Final answer:
The probability that the sample mean of a normally distributed population with a mean of 20 and variance of 40 will be between 17 and 23, for a sample size of 16, can be determined using the Central Limit Theorem and z-scores.
Step-by-step explanation:
The question asks for the probability that the sample mean of a normally distributed variable with a population mean (mu) of 20 and a population variance (sigma^2) of 40 will fall between 17 and 23, given a sample size of 16. To solve this, we use the Central Limit Theorem which states that the sampling distribution of the sample mean will also be normally distributed with a mean equal to the population mean and a standard deviation equal to the population standard deviation divided by the square root of the sample size (standard error).

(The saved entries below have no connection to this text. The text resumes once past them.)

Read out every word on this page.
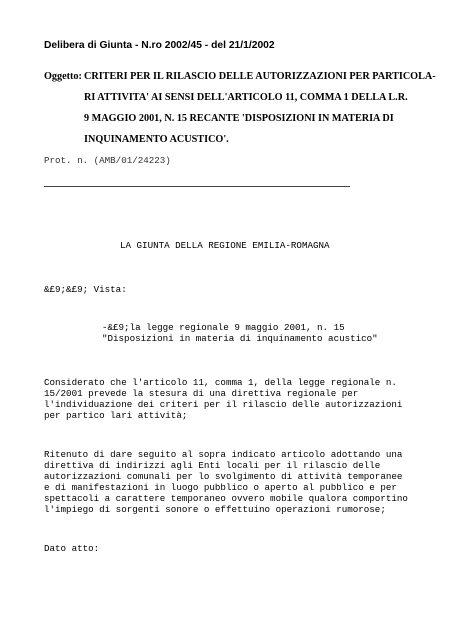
Delibera di Giunta - N.ro 2002/45 - del 21/1/2002
Oggetto: CRITERI PER IL RILASCIO DELLE AUTORIZZAZIONI PER PARTICOLA-
RI ATTIVITA' AI SENSI DELL'ARTICOLO 11, COMMA 1 DELLA L.R.
9 MAGGIO 2001, N. 15 RECANTE 'DISPOSIZIONI IN MATERIA DI
INQUINAMENTO ACUSTICO'.
Prot. n. (AMB/01/24223)
LA GIUNTA DELLA REGIONE EMILIA-ROMAGNA
&£9;&£9; Vista:
-&£9;la legge regionale 9 maggio 2001, n. 15
"Disposizioni in materia di inquinamento acustico"
Considerato che l'articolo 11, comma 1, della legge regionale n.
15/2001 prevede la stesura di una direttiva regionale per
l'individuazione dei criteri per il rilascio delle autorizzazioni
per partico lari attività;
Ritenuto di dare seguito al sopra indicato articolo adottando una
direttiva di indirizzi agli Enti locali per il rilascio delle
autorizzazioni comunali per lo svolgimento di attività temporanee
e di manifestazioni in luogo pubblico o aperto al pubblico e per
spettacoli a carattere temporaneo ovvero mobile qualora comportino
l'impiego di sorgenti sonore o effettuino operazioni rumorose;
Dato atto:
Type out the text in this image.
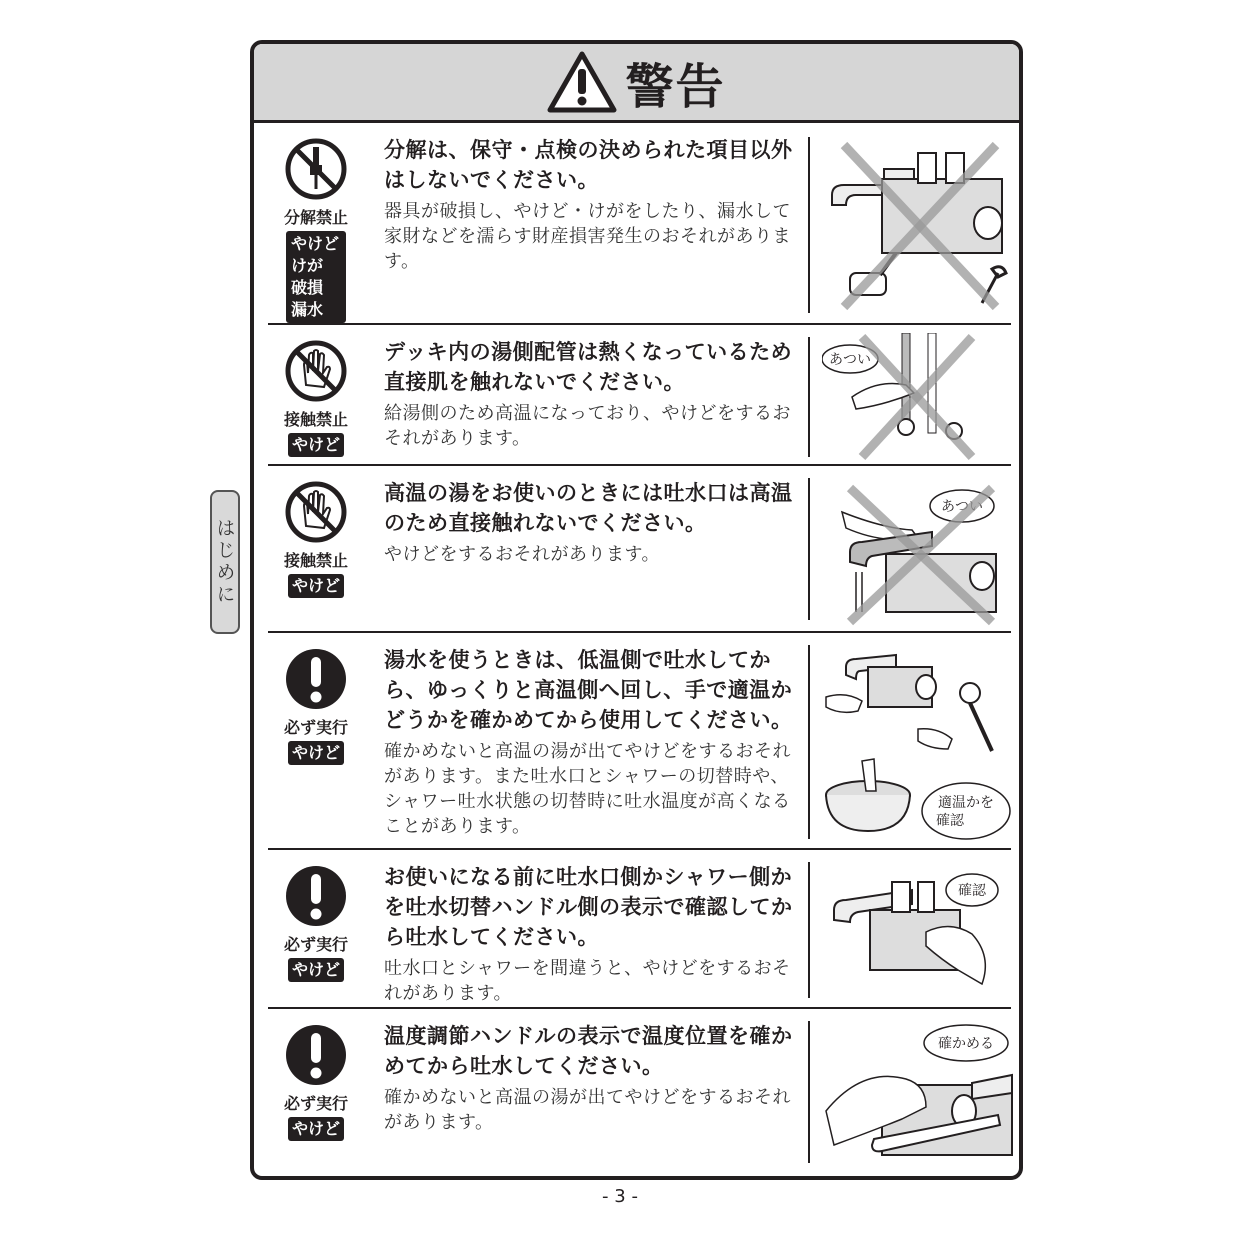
はじめに
警告
分解禁止
やけど
けが
破損
漏水
分解は、保守・点検の決められた項目以外はしないでください。
器具が破損し、やけど・けがをしたり、漏水して家財などを濡らす財産損害発生のおそれがあります。
接触禁止
やけど
デッキ内の湯側配管は熱くなっているため直接肌を触れないでください。
給湯側のため高温になっており、やけどをするおそれがあります。
あつい
接触禁止
やけど
高温の湯をお使いのときには吐水口は高温のため直接触れないでください。
やけどをするおそれがあります。
あつい
必ず実行
やけど
湯水を使うときは、低温側で吐水してから、ゆっくりと高温側へ回し、手で適温かどうかを確かめてから使用してください。
確かめないと高温の湯が出てやけどをするおそれがあります。また吐水口とシャワーの切替時や、シャワー吐水状態の切替時に吐水温度が高くなることがあります。
適温かを
確認
必ず実行
やけど
お使いになる前に吐水口側かシャワー側かを吐水切替ハンドル側の表示で確認してから吐水してください。
吐水口とシャワーを間違うと、やけどをするおそれがあります。
確認
必ず実行
やけど
温度調節ハンドルの表示で温度位置を確かめてから吐水してください。
確かめないと高温の湯が出てやけどをするおそれがあります。
確かめる
- 3 -
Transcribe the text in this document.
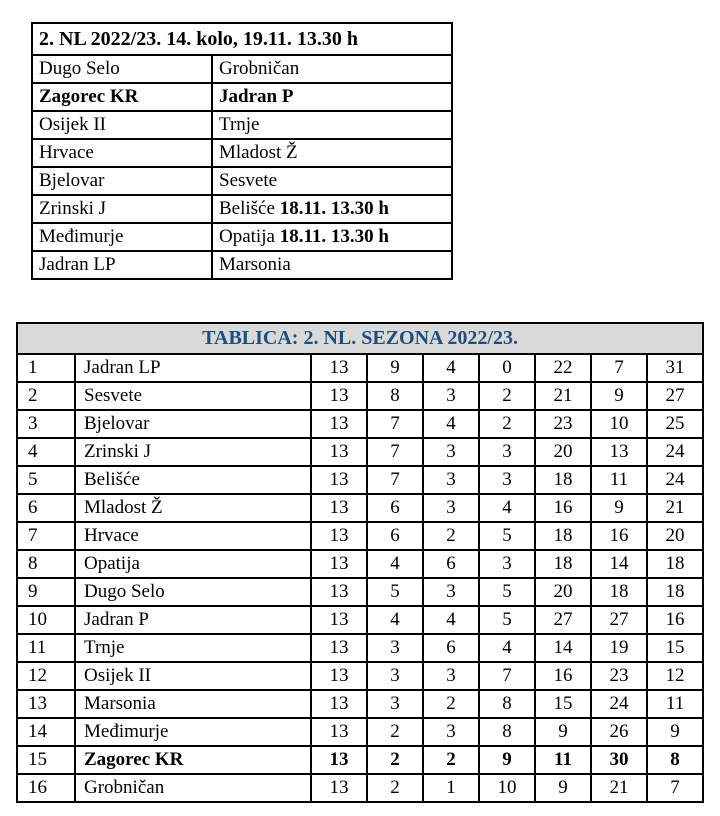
2. NL 2022/23. 14. kolo, 19.11. 13.30 h	
Dugo Selo	Grobničan
Zagorec KR	Jadran P
Osijek II	Trnje
Hrvace	Mladost Ž
Bjelovar	Sesvete
Zrinski J	Belišće 18.11. 13.30 h
Međimurje	Opatija 18.11. 13.30 h
Jadran LP	Marsonia
TABLICA: 2. NL. SEZONA 2022/23.								
1	Jadran LP	13	9	4	0	22	7	31
2	Sesvete	13	8	3	2	21	9	27
3	Bjelovar	13	7	4	2	23	10	25
4	Zrinski J	13	7	3	3	20	13	24
5	Belišće	13	7	3	3	18	11	24
6	Mladost Ž	13	6	3	4	16	9	21
7	Hrvace	13	6	2	5	18	16	20
8	Opatija	13	4	6	3	18	14	18
9	Dugo Selo	13	5	3	5	20	18	18
10	Jadran P	13	4	4	5	27	27	16
11	Trnje	13	3	6	4	14	19	15
12	Osijek II	13	3	3	7	16	23	12
13	Marsonia	13	3	2	8	15	24	11
14	Međimurje	13	2	3	8	9	26	9
15	Zagorec KR	13	2	2	9	11	30	8
16	Grobničan	13	2	1	10	9	21	7
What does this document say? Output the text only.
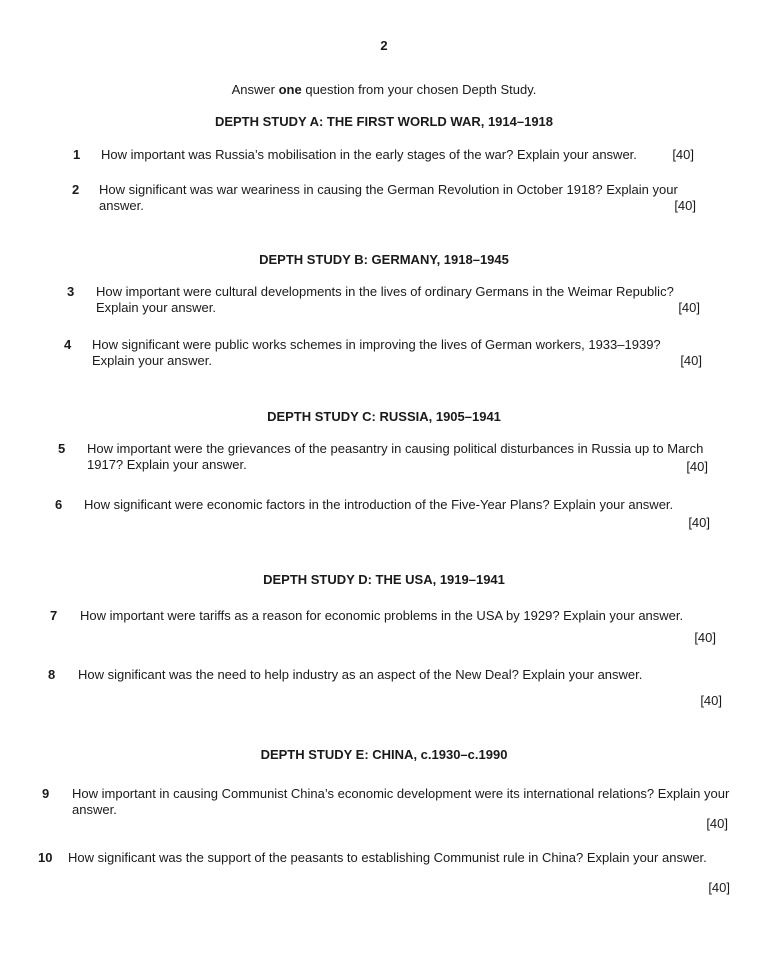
2
Answer one question from your chosen Depth Study.
DEPTH STUDY A: THE FIRST WORLD WAR, 1914–1918
1 How important was Russia’s mobilisation in the early stages of the war? Explain your answer.	[40]
2 How significant was war weariness in causing the German Revolution in October 1918? Explain your answer.	[40]
DEPTH STUDY B: GERMANY, 1918–1945
3 How important were cultural developments in the lives of ordinary Germans in the Weimar Republic? Explain your answer.	[40]
4 How significant were public works schemes in improving the lives of German workers, 1933–1939? Explain your answer.	[40]
DEPTH STUDY C: RUSSIA, 1905–1941
5 How important were the grievances of the peasantry in causing political disturbances in Russia up to March 1917? Explain your answer.	[40]
6 How significant were economic factors in the introduction of the Five-Year Plans? Explain your answer.
[40]
DEPTH STUDY D: THE USA, 1919–1941
7 How important were tariffs as a reason for economic problems in the USA by 1929? Explain your answer.
[40]
8 How significant was the need to help industry as an aspect of the New Deal? Explain your answer.
[40]
DEPTH STUDY E: CHINA, c.1930–c.1990
9 How important in causing Communist China’s economic development were its international relations? Explain your answer.
[40]
10 How significant was the support of the peasants to establishing Communist rule in China? Explain your answer.
[40]
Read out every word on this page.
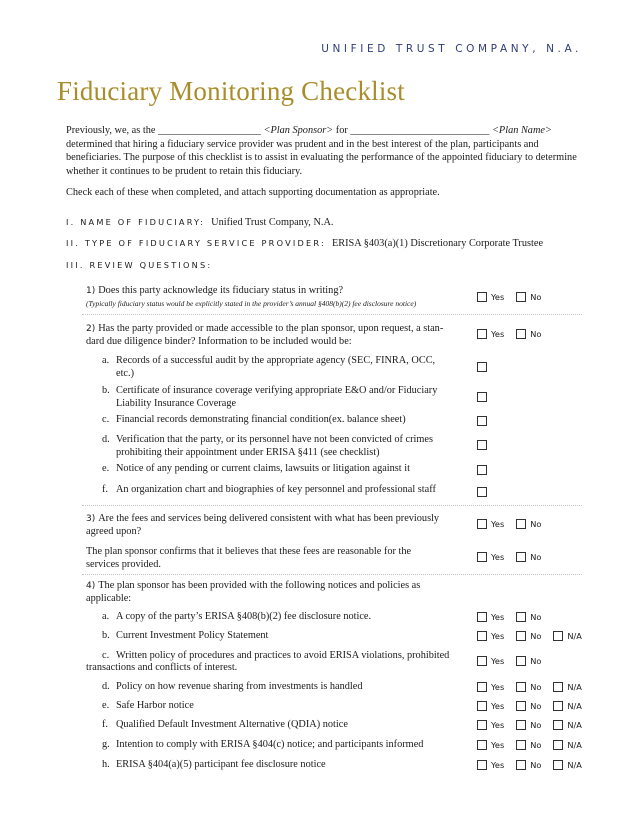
UNIFIED TRUST COMPANY, N.A.
Fiduciary Monitoring Checklist
Previously, we, as the ____________________ <Plan Sponsor> for ___________________________ <Plan Name>
determined that hiring a fiduciary service provider was prudent and in the best interest of the plan, participants and beneficiaries. The purpose of this checklist is to assist in evaluating the performance of the appointed fiduciary to determine whether it continues to be prudent to retain this fiduciary.
Check each of these when completed, and attach supporting documentation as appropriate.
I. NAME OF FIDUCIARY: Unified Trust Company, N.A.
II. TYPE OF FIDUCIARY SERVICE PROVIDER: ERISA §403(a)(1) Discretionary Corporate Trustee
III. REVIEW QUESTIONS:
1) Does this party acknowledge its fiduciary status in writing?
(Typically fiduciary status would be explicitly stated in the provider’s annual §408(b)(2) fee disclosure notice)
Yes	No
2) Has the party provided or made accessible to the plan sponsor, upon request, a stan-
dard due diligence binder? Information to be included would be:
Yes	No
a. Records of a successful audit by the appropriate agency (SEC, FINRA, OCC,
etc.)
b. Certificate of insurance coverage verifying appropriate E&O and/or Fiduciary
Liability Insurance Coverage
c. Financial records demonstrating financial condition(ex. balance sheet)
d. Verification that the party, or its personnel have not been convicted of crimes
prohibiting their appointment under ERISA §411 (see checklist)
e. Notice of any pending or current claims, lawsuits or litigation against it
f. An organization chart and biographies of key personnel and professional staff
3) Are the fees and services being delivered consistent with what has been previously
agreed upon?
Yes	No
The plan sponsor confirms that it believes that these fees are reasonable for the
services provided.
Yes	No
4) The plan sponsor has been provided with the following notices and policies as
applicable:
a. A copy of the party’s ERISA §408(b)(2) fee disclosure notice.	Yes	No
b. Current Investment Policy Statement	Yes	No	N/A
c. Written policy of procedures and practices to avoid ERISA violations, prohibited
transactions and conflicts of interest.
Yes	No
d. Policy on how revenue sharing from investments is handled	Yes	No	N/A
e. Safe Harbor notice	Yes	No	N/A
f. Qualified Default Investment Alternative (QDIA) notice	Yes	No	N/A
g. Intention to comply with ERISA §404(c) notice; and participants informed	Yes	No	N/A
h. ERISA §404(a)(5) participant fee disclosure notice	Yes	No	N/A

The standard error (SE) can be calculated as sqrt(sigma^2/n), which in this case is sqrt(40/16), leading to a standard error of 1.58. We then find the z-scores for the sample means of 17 and 23 using the formula z = (x - mu) / SE. For x=17, z = (17 - 20) / 1.58 = -1.90, and for x=23, z = (23 - 20) / 1.58 = 1.90.
Finally, we look up these z-scores in a standard normal distribution table or use a calculator to find the probabilities associated with each and subtract the lower probability from the higher one to find the probability that the sample mean will fall between 17 and 23.